15. The bioreactor (100) for cell culturing according to claim 14 wherein the density measurement device is an optical device having a working wavelength ranging from 400 nm to 800 nm16. The bioreactor (100) for cell culturing according to any one of claims 13 to 15 wherein the density measurement device comprises at least one permittivity sensor.

17. The bioreactor (100) for cell culturing according to any one of claims 1 to 16 further comprising at least one sensor configured to measure at least one parameter of the medium, the measured parameter being preferably a temperature or a pH.

18. The bioreactor (100) for cell culturing according to claim 1 to 17 further comprising a sampling device configured to collect samples in the culturing tank (110).

19. The bioreactor (100) for cell culturing according to claim 1 to 18 further comprising: a controller configured to: o actuate the extraction device to suck and extract at least part of the medium from the culturing tank (110); o actuate the filling device to inject fresh medium; o control of the sliding of the filter (120); and / or o control the agitating device (180);a processor configured to implement, using the controller, a method for cell culturing.

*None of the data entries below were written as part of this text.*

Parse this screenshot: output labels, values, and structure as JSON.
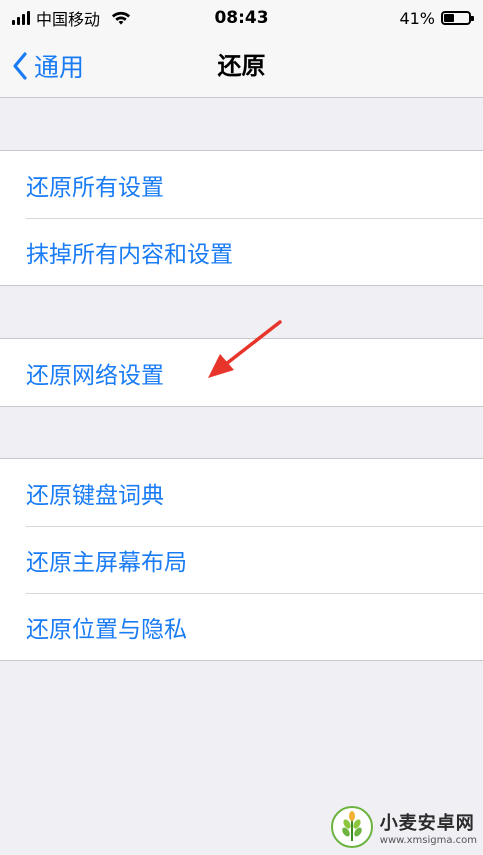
{
  "status_bar": {
    "carrier": "中国移动",
    "time": "08:43",
    "battery_percent_text": "41%",
    "battery_level": 0.41
  },
  "nav": {
    "back_label": "通用",
    "title": "还原"
  },
  "groups": [
    {
      "items": [
        "还原所有设置",
        "抹掉所有内容和设置"
      ]
    },
    {
      "items": [
        "还原网络设置"
      ]
    },
    {
      "items": [
        "还原键盘词典",
        "还原主屏幕布局",
        "还原位置与隐私"
      ]
    }
  ],
  "watermark": {
    "name": "小麦安卓网",
    "url": "www.xmsigma.com"
  },
  "colors": {
    "accent": "#1a7cf5",
    "background": "#efeff4",
    "cell": "#ffffff",
    "separator": "#c8c7cc",
    "annotation_arrow": "#e8352b"
  },
  "icons": {
    "signal": "cellular-signal-icon",
    "wifi": "wifi-icon",
    "battery": "battery-icon",
    "back": "chevron-left-icon",
    "annotation": "red-arrow-icon",
    "watermark_logo": "wheat-logo-icon"
  }
}
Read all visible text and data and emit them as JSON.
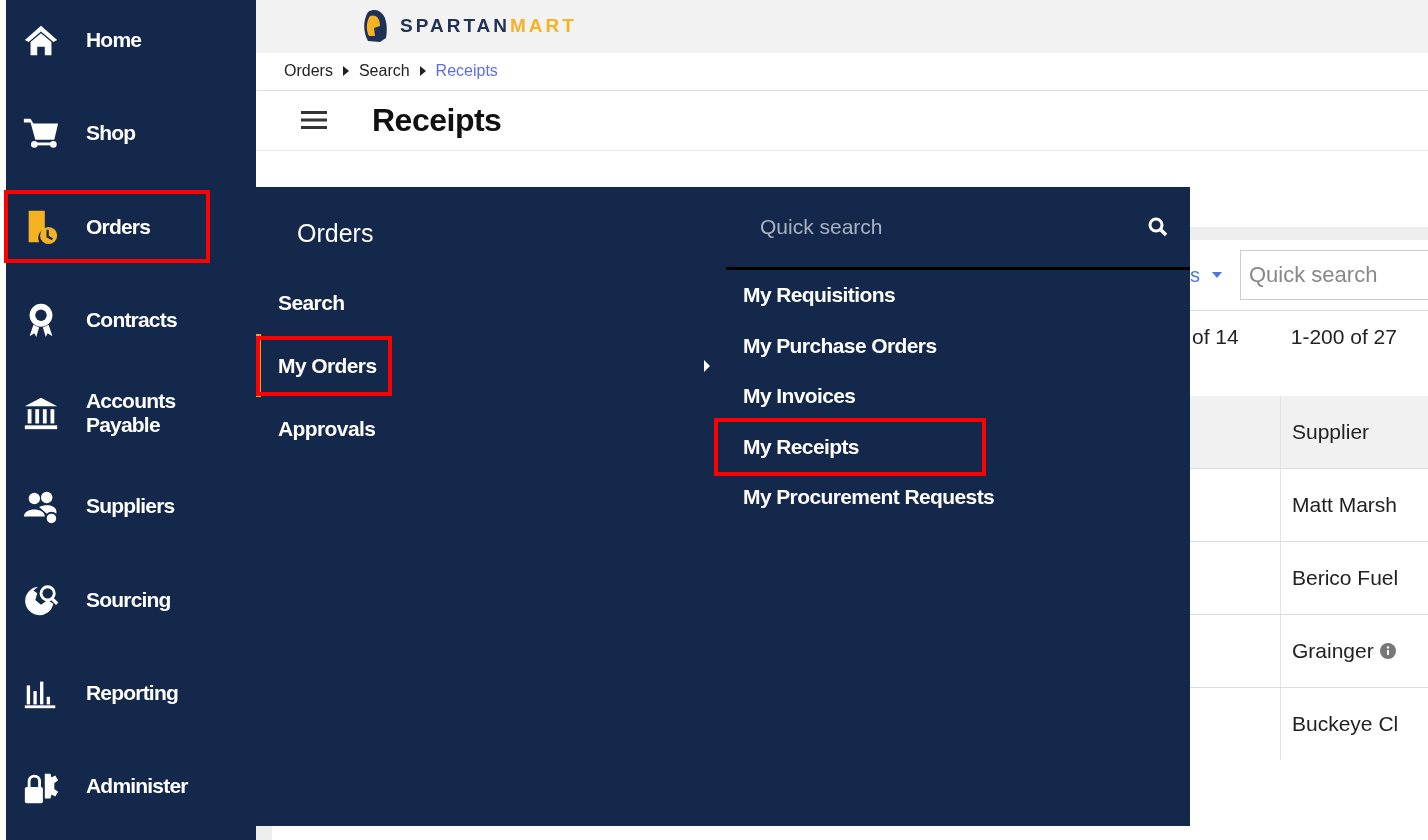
{
  "sidebar": {
    "items": [
      {
        "kind": "home",
        "label": "Home",
        "selected": false,
        "annotated": false
      },
      {
        "kind": "cart",
        "label": "Shop",
        "selected": false,
        "annotated": false
      },
      {
        "kind": "orders",
        "label": "Orders",
        "selected": true,
        "annotated": true
      },
      {
        "kind": "award",
        "label": "Contracts",
        "selected": false,
        "annotated": false
      },
      {
        "kind": "bank",
        "label": "Accounts Payable",
        "selected": false,
        "annotated": false
      },
      {
        "kind": "people",
        "label": "Suppliers",
        "selected": false,
        "annotated": false
      },
      {
        "kind": "globe",
        "label": "Sourcing",
        "selected": false,
        "annotated": false
      },
      {
        "kind": "chart",
        "label": "Reporting",
        "selected": false,
        "annotated": false
      },
      {
        "kind": "lock",
        "label": "Administer",
        "selected": false,
        "annotated": false
      }
    ]
  },
  "logo": {
    "name": "SPARTAN",
    "accent": "MART"
  },
  "breadcrumb": [
    {
      "label": "Orders",
      "current": false
    },
    {
      "label": "Search",
      "current": false
    },
    {
      "label": "Receipts",
      "current": true
    }
  ],
  "page_title": "Receipts",
  "toolbar": {
    "dropdown": "s",
    "search": {
      "placeholder": "Quick search"
    }
  },
  "counts": {
    "pages": "of 14",
    "range": "1-200 of 27"
  },
  "table": {
    "columns": [
      "Supplier"
    ],
    "rows": [
      {
        "supplier": "Matt Marsh",
        "info": false
      },
      {
        "supplier": "Berico Fuel",
        "info": false
      },
      {
        "supplier": "Grainger",
        "info": true
      },
      {
        "supplier": "Buckeye Cl",
        "info": false
      }
    ]
  },
  "flyout": {
    "title": "Orders",
    "items": [
      {
        "label": "Search",
        "selected": false,
        "annotated": false
      },
      {
        "label": "My Orders",
        "selected": true,
        "annotated": true
      },
      {
        "label": "Approvals",
        "selected": false,
        "annotated": false
      }
    ],
    "search": {
      "placeholder": "Quick search"
    },
    "subitems": [
      {
        "label": "My Requisitions",
        "annotated": false
      },
      {
        "label": "My Purchase Orders",
        "annotated": false
      },
      {
        "label": "My Invoices",
        "annotated": false
      },
      {
        "label": "My Receipts",
        "annotated": true
      },
      {
        "label": "My Procurement Requests",
        "annotated": false
      }
    ]
  }
}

20. A method for cell culturing comprising: providing a bioreactor (100) for cell culturing according to claim 19, disposing at least one cell (200) to be cultured in the culturing tank (110) comprising a medium, agitating the medium with the agitating device (180) using the controller, after a predetermined culturing time, refreshing the medium by using the controller for: o sliding the filter (120) from a position wherein the upper compartment (110a) has a volume of more than one tenth of a volume of the lower compartment (110b) to decrease the volume of the lower compartment (110b) until the volume of the lower compartment (110b) is lower than one fourth of the volume of the upper compartment (110a), o extracting, with the extraction device, the medium out of the upper compartment (110a), o injecting, with the filling device, a fresh medium in the upper compartment (110a), and o sliding the filter (120) to decrease the volume of the upper compartment (110a) so that a density of the cultured cells in the lower compartment (110b) is lower than a predetermined target expansion density while maintaining the lower compartment (110b) filled.

21. The method for cell culturing according to claim 20 wherein the medium comprised in the culturing tank (110) comprises at least one growing agent and the fresh medium comprises at least one growing agent.

22. The method for cell culturing according to claim 20 wherein the medium filling the lower compartment (110b) comprises at least one growing agent and the fresh medium comprises at least one transfection agent.

23. The method for cell culturing according to any one of claims 20 to 22 further comprising using the controller for: transfecting at least part of the cultured cells immersed in a medium comprising at least one transfection agent, transfecting comprising: o sliding the filter (120) to decrease the volume of the lower compartment (110b) until the volume of the lower compartment (110b) is lower than one fourth of the volume of the upper compartment (110a), o extracting, with the extraction device, the medium out of the upper compartment (110a), o injecting, with the filling device, a conditioning buffer in the upper compartment (110a), o sliding the filter (120) to decrease the volume of the upper compartment (110a), o sliding the filter (120) to decrease the volume of the lower compartment (110b) until the volume of the lower compartment (110b) is lower than one fourth of the volume of the upper compartment (110a), o extracting, with the extraction device, the medium out of the upper compartment (110a), and o performing an electroporation by generating at least one electrical pulse on the at least part of the cultured cells.

24. The method for cell culturing according to any one of claims 20 to 23 further comprising, after disposing at least one cell (200) and before refreshing the medium, using the controller for sliding the filter (120) to decrease the volume of the upper compartment (110a) so that a density of the cultured cells in the lower compartment (120b) is lower than a predetermined target expansion density while maintaining the lower compartment (120b) filled.